Adeniran it was who took Jegede to Obasanjo one evening, where Jegede got the rare opportunity to unfold the dynamism and opportunities of the Open University System. Obasanjo was so impressed that night, that he immediately agreed to give the idea a chance
Although, Adeniran was curiously relieved of his position as Education Minister the very next day after that historical meeting, in what has variously been attributed to the murky politics prevalent within the ruling party at that time, Prof Babalola Borishade, who took over as Education Minister in 2001 built on the foundation Adeniran laid down and gave Jegede his full support.
Borishade not only ensured that Jegede assumed the full status of Vice Chancellor, he also followed through with the original plan of siting the University in Lagos.
With presidential backing, Jegede took over the disused huge complex that used to serve as the Federal Ministry of Education’s headquarters along Ahmadu Bello way, Victoria Island, Lagos, where he held his first official meeting with NOUN’s pioneer staff members, with worried rats, lizards and cockroaches watching from the sidelines.
Faced with stiff opposition from familiar forces, who were miffed by the “effrontery” of the institution’s promoters that mooted the idea of taking the Open University to Lagos, Jegede was starved of funds by the National Assembly and could not pay for course materials earlier promised the pioneer students, who soon began to agitate.
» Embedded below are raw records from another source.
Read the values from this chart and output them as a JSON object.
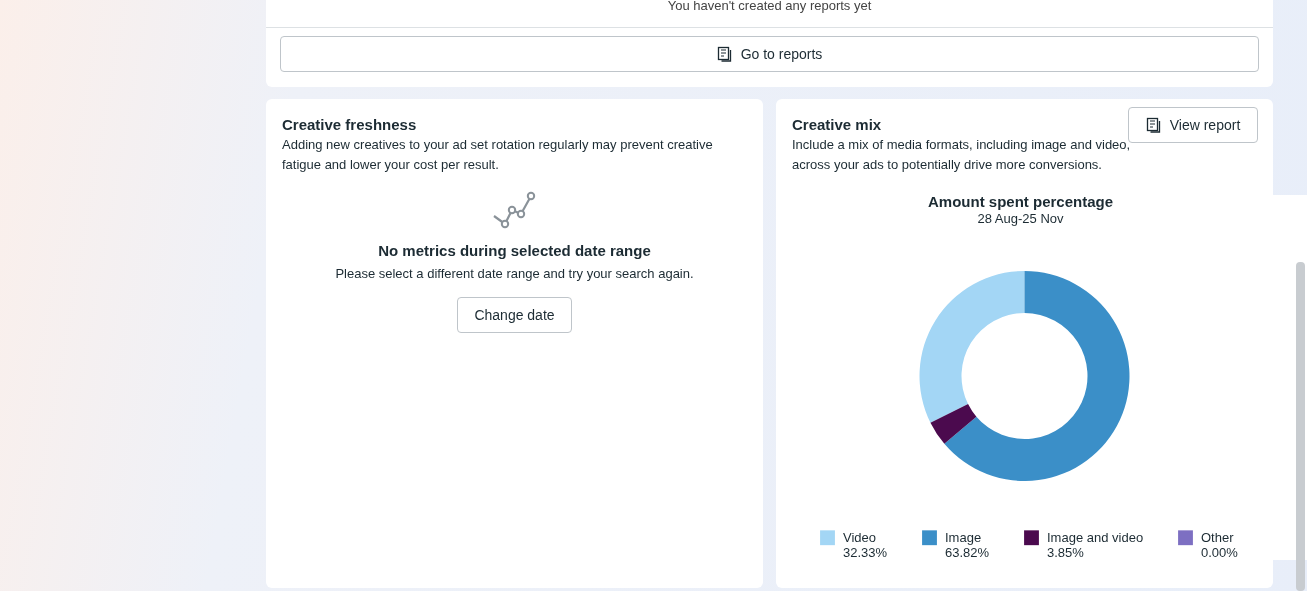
{
  "chart_data": [
    {
      "type": "other",
      "annotations": [
        "You haven't created any reports yet",
        "Go to reports"
      ]
    },
    {
      "type": "other",
      "title": "Creative freshness",
      "annotations": [
        "Adding new creatives to your ad set rotation regularly may prevent creative fatigue and lower your cost per result.",
        "No metrics during selected date range",
        "Please select a different date range and try your search again.",
        "Change date"
      ]
    },
    {
      "type": "donut",
      "title": "Amount spent percentage",
      "subtitle": "28 Aug-25 Nov",
      "categories": [
        "Video",
        "Image",
        "Image and video",
        "Other"
      ],
      "values": [
        32.33,
        63.82,
        3.85,
        0.0
      ],
      "colors": [
        "#a3d6f5",
        "#3b8fc8",
        "#4b0a4e",
        "#7d6fc2"
      ],
      "value_labels": [
        "32.33%",
        "63.82%",
        "3.85%",
        "0.00%"
      ],
      "legend": "bottom",
      "annotations": [
        "Creative mix",
        "Include a mix of media formats, including image and video, across your ads to potentially drive more conversions.",
        "View report"
      ]
    }
  ]
}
Obasanjo, it was learnt, then advanced some money from his security vote the Open University and charged Jegede not to waver.
Another stiff opposition came from conservative academics in the conventional universities, who scorned the distance learning idea, more out ignorance and envy, than their vaguely professed patriotism.
Jegede was also responsible for the recruitment of the first set of academics that manned the first set of study centres, and also the large number of egg heads who produced the institution’s course materials.
With his wide international connections, Jegede quickly linked up with the Commonwealth of Learning (COL) and UNESCO among others, leading to swift collaborations that boosted the university’s standing.
Tenebe told the audience that Jegede was the “”Moses” who led NOUN out of “Egypt,” while he (Tenebe) was the “Joshua” who settled the university on the Promised Land.
Jegede had predicted in 2004, that the Open University would dwarf the controversial satellite campuses that dotted the country’s landscape at that time and would eventually become the biggest provider of tertiary education in Nigeria at full maturity.
With 72 Study Centres spread across the country’s state capitals and still counting, the institution appears to be on course to fulfilling Jegede’s prophecy, although, it would still have to reach an amicable agreement with the Nigerian Law School, which still bars its graduates from attaining full qualification to practice the legal profession.